Question

In an acid-base titration, a student uses 21.35 mL of 0.150 M NaOH to neutralize 25.00 mL of H2SO4. How many moles of acid are in the flask?

Answer 1

Answer: There are 0.006 moles of acid in the flask.

Explanation:

Given: $V_{1}$ = 21.35 mL,        $M_{1}$ = 0.150 M

$V_{2}$ = 25.0 mL,           $M_{2}$ = ?

Formula used to calculate molarity of $H_{2}SO_{4}$ is as follows.

$M_{1}V_{1} = M_{2}V_{2}$

Substitute the values into above formula as follows.
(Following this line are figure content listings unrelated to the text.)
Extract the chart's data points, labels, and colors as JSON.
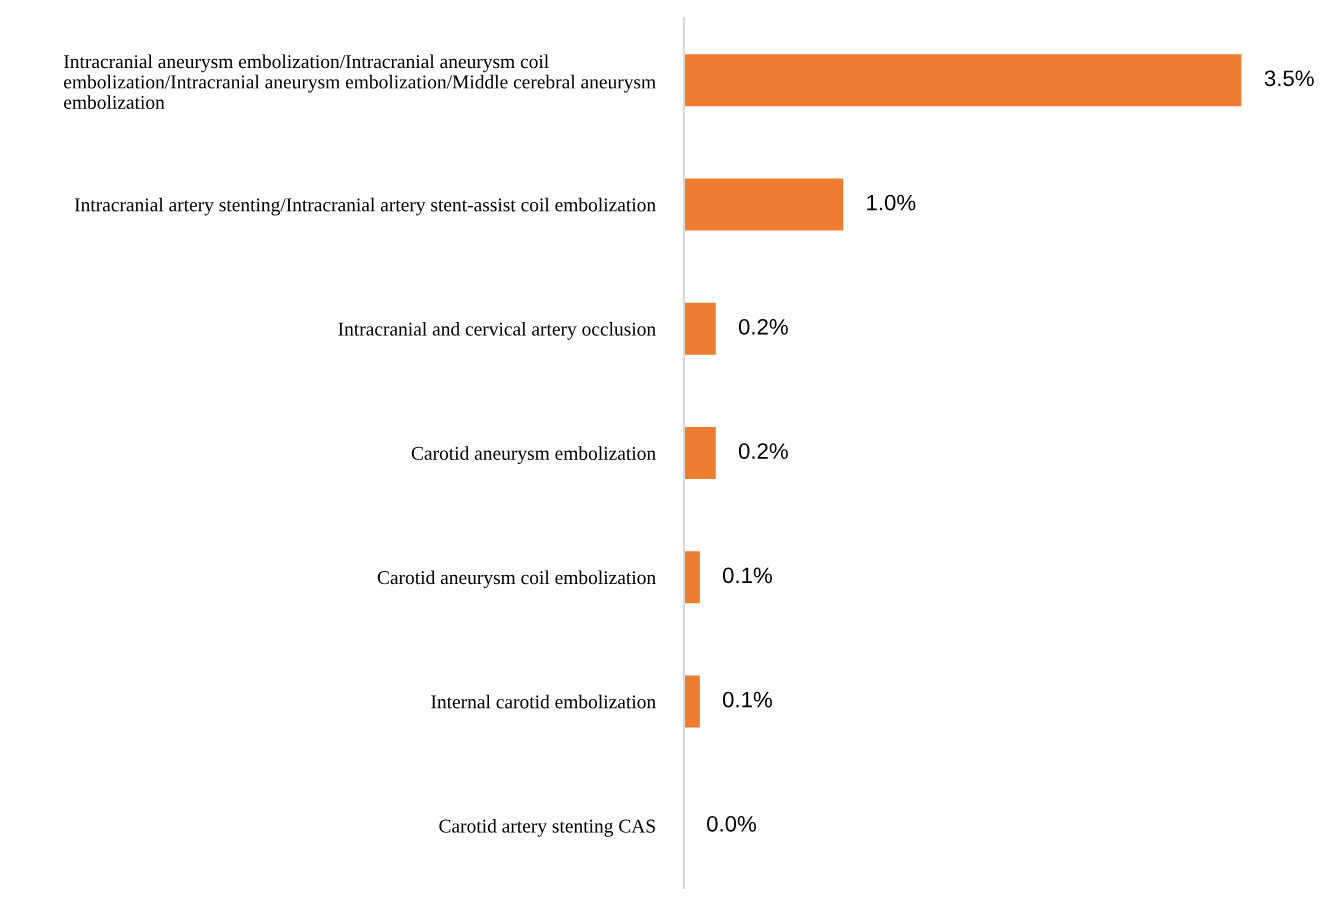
{
  "chart_data": {
    "type": "bar",
    "orientation": "horizontal",
    "categories": [
      "Intracranial aneurysm embolization/Intracranial aneurysm coil embolization/Intracranial aneurysm embolization/Middle cerebral aneurysm embolization",
      "Intracranial artery stenting/Intracranial artery stent-assist coil embolization",
      "Intracranial and cervical artery occlusion",
      "Carotid aneurysm embolization",
      "Carotid aneurysm coil embolization",
      "Internal carotid embolization",
      "Carotid artery stenting CAS"
    ],
    "values": [
      3.5,
      1.0,
      0.2,
      0.2,
      0.1,
      0.1,
      0.0
    ],
    "value_labels": [
      "3.5%",
      "1.0%",
      "0.2%",
      "0.2%",
      "0.1%",
      "0.1%",
      "0.0%"
    ],
    "color": "#ed7d31",
    "grid": false,
    "legend": false
  }
}
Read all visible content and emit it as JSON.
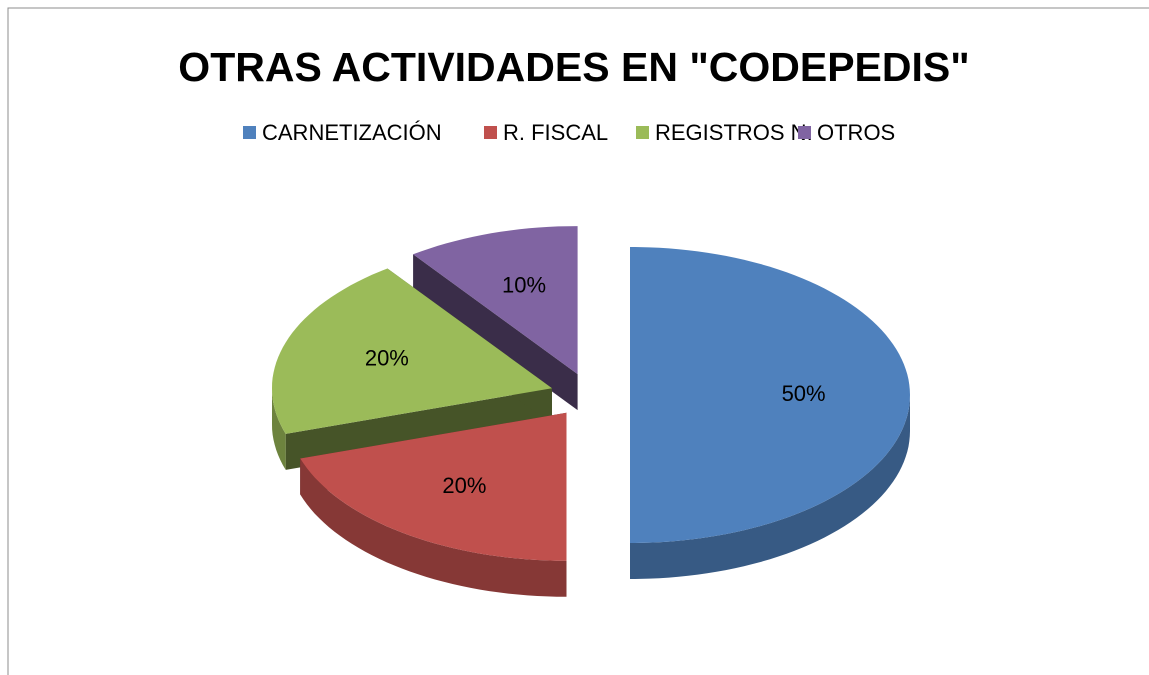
{
  "chart_data": {
    "type": "pie3d",
    "title": "OTRAS ACTIVIDADES EN \"CODEPEDIS\"",
    "categories": [
      "CARNETIZACIÓN",
      "R. FISCAL",
      "REGISTROS N.",
      "OTROS"
    ],
    "values": [
      50,
      20,
      20,
      10
    ],
    "value_labels": [
      "50%",
      "20%",
      "20%",
      "10%"
    ],
    "colors": [
      "#4f81bd",
      "#c0504d",
      "#9bbb59",
      "#8064a2"
    ],
    "legend": "top"
  }
}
$M_{1}V_{1} = M_{2}V_{2}\\0.15 M \times 21.35 mL = M_{2} \times 25.0 mL\\M_{2} = 0.1281 M$

As molarity is the number of moles of a substance present in a liter of solution.

Total volume of solution = $V_{1} + V_{2}$

= 21.35 mL + 25.0 mL

= 46.36 mL  (1 mL = 0.001 L)

= 0.04636 L

Therefore, moles of acid required are calculated as follows.

$Molarity = \frac{no. of moles}{Volume (in L)}\\0.1281 M = \frac{no. of moles}{0.04635 L}\\no. of moles = 0.006 mol$

Thus, we can conclude that there are 0.006 moles of acid in the flask.